Efsaneler, hikâyeler, şiirler ve hatta romanlar yazmaya başlar “Kadın”. Günümüzde ilkokul çağındaki bir çocuğun dahi “bu sadece bir masal” diyebileceği anlatılar, gerçekten inanılarak ve Tanrı’yı keşfetme arzusuyla yazılır. Tüylerle yazan kadınlar cinselliğe ve Tanrı’ya, bizi hayretler içerisinde bırakacak boyutlarda dokunuşlar yapar (çevirilerde görmek mümkün).

Bu kadınlara Feminist, bu akımlara Feminizm denene kadar yüzyıllar geçer. Şimdilerde “Feminizmin Öncüleri” diye sıkça andığımız kadınların da, esasta edebi eserleri öne çıkar ve bunun için can bedeli bir yazın mücadelesi verilir.

Bu günlerdeki gibi, eylemek isteyene, o günlerde de yazmak gerçekten bir eylemdir!

***

Günümüze dek “Kadın” ve “Erkek” kodlamalarının bilincimizdeki-yaşamımızdaki değişimi noktasında çok yol katedilmiş olmasına rağmen, bu kodlamalar tıpkı bin yıl öncesindeki gibi ısrarla devredilir. İnsanlık tarihi, bilinçli yaşadığı yüzlerce yılı ardında bırakmıştır. Ancak bu kodlamalar bırakalım devletler ve yasaları, bizim en ileri saflarımızda dahi hâlâ korunmaktadır. Ve önce kendi içimizde istikrarlı, keskin, acımasız bir mücadele göze alınıncaya dek bu kodlamaları “Kadın”ın tek taraflı olarak eritmesi ve yok etmesi imkânsızdır.
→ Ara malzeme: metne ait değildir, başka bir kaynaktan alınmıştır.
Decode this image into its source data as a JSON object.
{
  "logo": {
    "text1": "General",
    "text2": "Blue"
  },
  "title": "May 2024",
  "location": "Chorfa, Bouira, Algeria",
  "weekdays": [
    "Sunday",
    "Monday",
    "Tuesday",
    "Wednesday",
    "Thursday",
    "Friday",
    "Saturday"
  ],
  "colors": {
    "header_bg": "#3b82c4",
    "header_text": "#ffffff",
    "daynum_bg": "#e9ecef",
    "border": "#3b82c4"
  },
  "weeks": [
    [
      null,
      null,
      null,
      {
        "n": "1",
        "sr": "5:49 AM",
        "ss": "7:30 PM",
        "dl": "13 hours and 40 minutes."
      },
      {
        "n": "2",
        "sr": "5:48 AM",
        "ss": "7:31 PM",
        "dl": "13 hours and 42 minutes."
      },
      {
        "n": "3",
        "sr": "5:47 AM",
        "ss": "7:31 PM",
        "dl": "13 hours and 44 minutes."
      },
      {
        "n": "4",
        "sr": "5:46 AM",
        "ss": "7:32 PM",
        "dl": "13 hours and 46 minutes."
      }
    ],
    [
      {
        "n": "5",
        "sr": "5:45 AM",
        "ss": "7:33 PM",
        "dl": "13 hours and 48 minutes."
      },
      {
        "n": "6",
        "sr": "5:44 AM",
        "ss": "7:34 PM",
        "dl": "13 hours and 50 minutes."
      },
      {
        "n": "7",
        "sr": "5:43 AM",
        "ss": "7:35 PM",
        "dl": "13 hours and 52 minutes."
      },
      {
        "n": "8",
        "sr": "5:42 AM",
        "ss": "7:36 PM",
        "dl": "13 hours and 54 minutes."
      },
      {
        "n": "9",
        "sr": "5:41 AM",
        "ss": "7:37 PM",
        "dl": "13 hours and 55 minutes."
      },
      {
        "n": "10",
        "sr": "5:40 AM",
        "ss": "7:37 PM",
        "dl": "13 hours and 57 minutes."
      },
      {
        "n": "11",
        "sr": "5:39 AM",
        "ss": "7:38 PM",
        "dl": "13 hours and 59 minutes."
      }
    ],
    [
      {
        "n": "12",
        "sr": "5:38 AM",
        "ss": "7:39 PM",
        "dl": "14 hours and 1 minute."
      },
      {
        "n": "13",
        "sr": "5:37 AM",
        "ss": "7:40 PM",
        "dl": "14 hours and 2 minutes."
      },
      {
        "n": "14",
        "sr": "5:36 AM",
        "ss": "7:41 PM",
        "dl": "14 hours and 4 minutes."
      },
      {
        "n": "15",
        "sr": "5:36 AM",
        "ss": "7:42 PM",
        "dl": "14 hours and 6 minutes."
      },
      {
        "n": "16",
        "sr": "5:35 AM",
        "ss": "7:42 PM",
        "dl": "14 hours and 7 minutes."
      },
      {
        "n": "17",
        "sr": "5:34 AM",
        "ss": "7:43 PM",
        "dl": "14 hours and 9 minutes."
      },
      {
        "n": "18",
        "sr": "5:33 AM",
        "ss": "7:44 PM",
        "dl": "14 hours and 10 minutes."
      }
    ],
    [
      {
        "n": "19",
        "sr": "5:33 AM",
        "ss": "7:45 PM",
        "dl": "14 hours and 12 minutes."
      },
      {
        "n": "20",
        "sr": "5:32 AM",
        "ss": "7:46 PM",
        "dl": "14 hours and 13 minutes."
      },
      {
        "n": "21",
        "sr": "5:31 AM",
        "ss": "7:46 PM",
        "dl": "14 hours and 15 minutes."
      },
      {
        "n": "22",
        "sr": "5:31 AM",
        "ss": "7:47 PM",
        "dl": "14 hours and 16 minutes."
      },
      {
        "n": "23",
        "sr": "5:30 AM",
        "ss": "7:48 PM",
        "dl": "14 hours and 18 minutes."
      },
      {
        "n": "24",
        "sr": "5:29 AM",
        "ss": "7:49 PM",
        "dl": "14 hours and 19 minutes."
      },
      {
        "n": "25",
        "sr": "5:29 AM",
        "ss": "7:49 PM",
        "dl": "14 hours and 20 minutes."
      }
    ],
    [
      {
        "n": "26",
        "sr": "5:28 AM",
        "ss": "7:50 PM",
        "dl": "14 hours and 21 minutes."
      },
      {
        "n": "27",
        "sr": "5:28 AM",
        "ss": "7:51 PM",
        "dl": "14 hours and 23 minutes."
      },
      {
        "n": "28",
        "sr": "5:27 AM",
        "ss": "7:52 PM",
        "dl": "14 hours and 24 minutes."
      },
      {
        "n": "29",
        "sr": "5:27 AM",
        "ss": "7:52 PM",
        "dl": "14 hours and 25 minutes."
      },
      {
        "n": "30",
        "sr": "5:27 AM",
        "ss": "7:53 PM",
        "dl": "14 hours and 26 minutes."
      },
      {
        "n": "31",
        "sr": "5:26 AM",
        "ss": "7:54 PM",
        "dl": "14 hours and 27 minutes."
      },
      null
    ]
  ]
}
Bu kodlamaların tarihler boyunca nasıl muhafaz edildiğinin en iyi izlerini edebi eserler taşır.

Şimdi bu izlerle bir yolculuğa çıkmayı deneyelim. Yolculuğumuza Orta Çağ ile başlayalım.
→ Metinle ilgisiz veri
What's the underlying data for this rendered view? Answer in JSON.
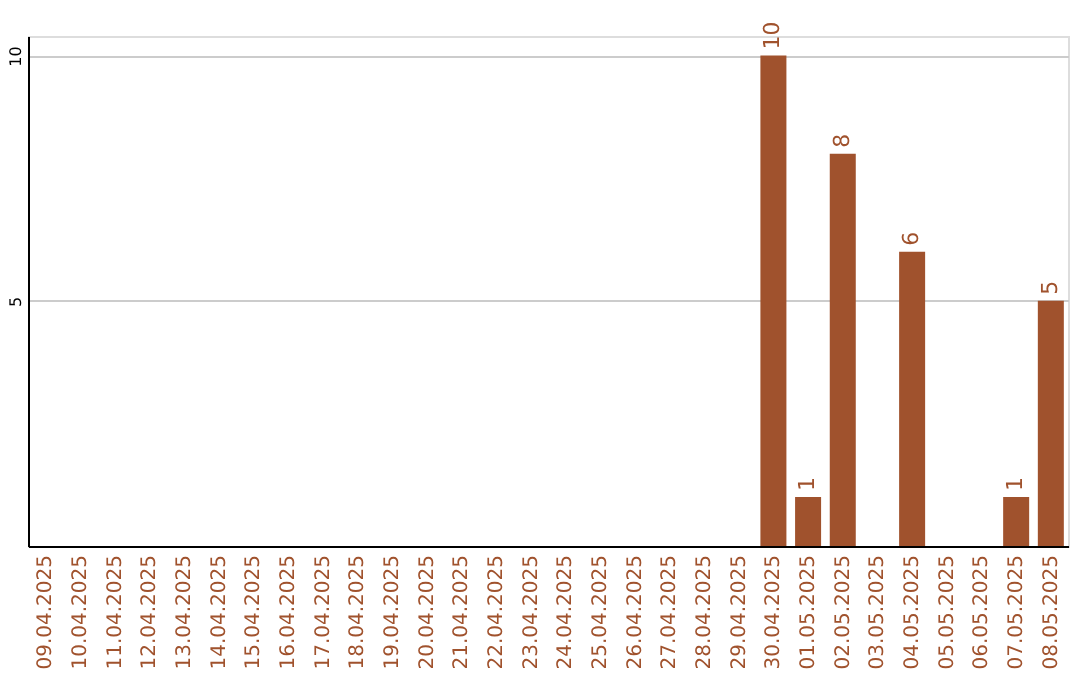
{
  "chart_data": {
    "type": "bar",
    "categories": [
      "09.04.2025",
      "10.04.2025",
      "11.04.2025",
      "12.04.2025",
      "13.04.2025",
      "14.04.2025",
      "15.04.2025",
      "16.04.2025",
      "17.04.2025",
      "18.04.2025",
      "19.04.2025",
      "20.04.2025",
      "21.04.2025",
      "22.04.2025",
      "23.04.2025",
      "24.04.2025",
      "25.04.2025",
      "26.04.2025",
      "27.04.2025",
      "28.04.2025",
      "29.04.2025",
      "30.04.2025",
      "01.05.2025",
      "02.05.2025",
      "03.05.2025",
      "04.05.2025",
      "05.05.2025",
      "06.05.2025",
      "07.05.2025",
      "08.05.2025"
    ],
    "values": [
      null,
      null,
      null,
      null,
      null,
      null,
      null,
      null,
      null,
      null,
      null,
      null,
      null,
      null,
      null,
      null,
      null,
      null,
      null,
      null,
      null,
      10,
      1,
      8,
      null,
      6,
      null,
      null,
      1,
      5
    ],
    "color": "#a0522d",
    "ylim": [
      0,
      10.4
    ],
    "yticks": [
      5,
      10
    ],
    "grid": "y",
    "data_labels": true
  }
}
Biz iz sürdükçe, hep onları silmeye çalışanlar da olacak. İzleri silmeye çalışanlar oldukça, hep iz sürmeye devam edenler de olacak. Israrla ve coşkuyla kalalım...
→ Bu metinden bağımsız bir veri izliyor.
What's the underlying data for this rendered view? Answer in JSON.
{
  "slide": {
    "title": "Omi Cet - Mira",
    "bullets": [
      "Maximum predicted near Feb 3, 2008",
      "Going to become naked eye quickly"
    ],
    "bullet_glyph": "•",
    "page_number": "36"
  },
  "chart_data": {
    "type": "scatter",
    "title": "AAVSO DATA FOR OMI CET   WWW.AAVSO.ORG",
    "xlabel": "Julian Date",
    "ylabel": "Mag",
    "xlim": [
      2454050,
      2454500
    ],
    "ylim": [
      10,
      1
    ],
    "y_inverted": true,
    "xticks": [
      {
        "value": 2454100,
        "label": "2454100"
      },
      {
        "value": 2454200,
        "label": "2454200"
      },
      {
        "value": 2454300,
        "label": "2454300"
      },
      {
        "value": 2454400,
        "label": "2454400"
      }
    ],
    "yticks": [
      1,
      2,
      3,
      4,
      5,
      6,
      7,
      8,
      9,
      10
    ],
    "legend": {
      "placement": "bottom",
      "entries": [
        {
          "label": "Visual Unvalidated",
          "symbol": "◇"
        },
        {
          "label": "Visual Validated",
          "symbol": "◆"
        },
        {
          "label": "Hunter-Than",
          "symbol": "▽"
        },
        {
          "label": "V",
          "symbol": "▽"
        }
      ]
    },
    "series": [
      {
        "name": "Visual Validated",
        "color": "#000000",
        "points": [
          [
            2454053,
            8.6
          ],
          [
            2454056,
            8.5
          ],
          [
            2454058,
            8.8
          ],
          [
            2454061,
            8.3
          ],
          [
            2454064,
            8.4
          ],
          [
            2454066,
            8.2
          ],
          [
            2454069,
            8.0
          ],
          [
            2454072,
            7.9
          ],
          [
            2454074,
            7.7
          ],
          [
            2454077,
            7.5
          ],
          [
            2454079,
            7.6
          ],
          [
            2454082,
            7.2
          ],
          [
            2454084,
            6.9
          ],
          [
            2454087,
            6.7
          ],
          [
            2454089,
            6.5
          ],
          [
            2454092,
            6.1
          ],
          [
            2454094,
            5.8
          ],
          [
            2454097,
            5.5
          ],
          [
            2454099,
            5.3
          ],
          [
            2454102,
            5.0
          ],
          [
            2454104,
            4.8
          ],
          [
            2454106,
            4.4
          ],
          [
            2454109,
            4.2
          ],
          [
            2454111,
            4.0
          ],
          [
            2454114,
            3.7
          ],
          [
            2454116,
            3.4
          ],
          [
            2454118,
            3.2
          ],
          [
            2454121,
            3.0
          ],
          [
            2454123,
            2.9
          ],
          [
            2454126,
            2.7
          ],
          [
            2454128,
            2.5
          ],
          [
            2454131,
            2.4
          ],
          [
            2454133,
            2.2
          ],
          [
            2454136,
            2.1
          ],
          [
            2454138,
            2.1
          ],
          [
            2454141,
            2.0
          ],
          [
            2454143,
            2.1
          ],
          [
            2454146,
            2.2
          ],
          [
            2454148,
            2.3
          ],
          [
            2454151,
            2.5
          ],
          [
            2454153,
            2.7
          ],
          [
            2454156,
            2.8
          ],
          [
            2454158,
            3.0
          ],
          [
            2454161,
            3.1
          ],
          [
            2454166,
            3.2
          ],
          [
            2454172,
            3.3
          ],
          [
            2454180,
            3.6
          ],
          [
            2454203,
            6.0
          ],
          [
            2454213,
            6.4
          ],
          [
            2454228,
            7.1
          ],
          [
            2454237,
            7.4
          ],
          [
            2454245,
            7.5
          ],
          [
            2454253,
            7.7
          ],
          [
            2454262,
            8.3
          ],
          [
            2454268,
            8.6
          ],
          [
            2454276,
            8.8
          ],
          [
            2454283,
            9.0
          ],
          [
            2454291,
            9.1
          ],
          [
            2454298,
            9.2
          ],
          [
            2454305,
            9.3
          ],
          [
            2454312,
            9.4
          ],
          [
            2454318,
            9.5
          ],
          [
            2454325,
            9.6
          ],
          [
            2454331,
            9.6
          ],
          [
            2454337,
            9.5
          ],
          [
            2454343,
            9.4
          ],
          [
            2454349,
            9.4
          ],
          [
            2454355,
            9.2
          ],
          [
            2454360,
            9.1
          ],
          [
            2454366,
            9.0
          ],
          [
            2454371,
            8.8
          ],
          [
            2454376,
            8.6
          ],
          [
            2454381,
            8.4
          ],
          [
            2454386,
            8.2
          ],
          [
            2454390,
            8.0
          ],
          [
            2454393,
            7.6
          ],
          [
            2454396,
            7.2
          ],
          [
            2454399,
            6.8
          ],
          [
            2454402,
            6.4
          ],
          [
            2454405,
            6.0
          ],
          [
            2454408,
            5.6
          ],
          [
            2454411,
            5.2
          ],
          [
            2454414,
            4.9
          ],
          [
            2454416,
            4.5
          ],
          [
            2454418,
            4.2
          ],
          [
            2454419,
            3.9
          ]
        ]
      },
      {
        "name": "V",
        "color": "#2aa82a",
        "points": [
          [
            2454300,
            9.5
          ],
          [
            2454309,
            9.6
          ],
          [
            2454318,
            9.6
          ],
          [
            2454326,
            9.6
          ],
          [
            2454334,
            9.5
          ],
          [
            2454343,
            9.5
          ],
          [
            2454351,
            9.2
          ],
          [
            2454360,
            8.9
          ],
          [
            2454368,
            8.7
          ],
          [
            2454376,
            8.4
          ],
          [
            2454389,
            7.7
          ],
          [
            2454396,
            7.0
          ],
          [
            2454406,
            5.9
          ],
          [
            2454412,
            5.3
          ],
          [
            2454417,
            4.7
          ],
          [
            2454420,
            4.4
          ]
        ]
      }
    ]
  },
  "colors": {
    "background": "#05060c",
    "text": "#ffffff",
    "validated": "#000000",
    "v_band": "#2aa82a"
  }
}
*Bu yazı; Güney Kültür-Sanat-Edebiyat Dergisi, Ocak-Şubat-Mart 2022 tarihli 99. sayısında, Hiltrud Gnüg ve Renate Möhrmann tarafından yayınlanan, ‘Kadınlar Edebiyat Tarih, Orta Çağ’dan günümüze yazan kadınlar’ adlı kitaptan ilgili bölümlerin çevirileriyle birlikte yayınlanmıştır.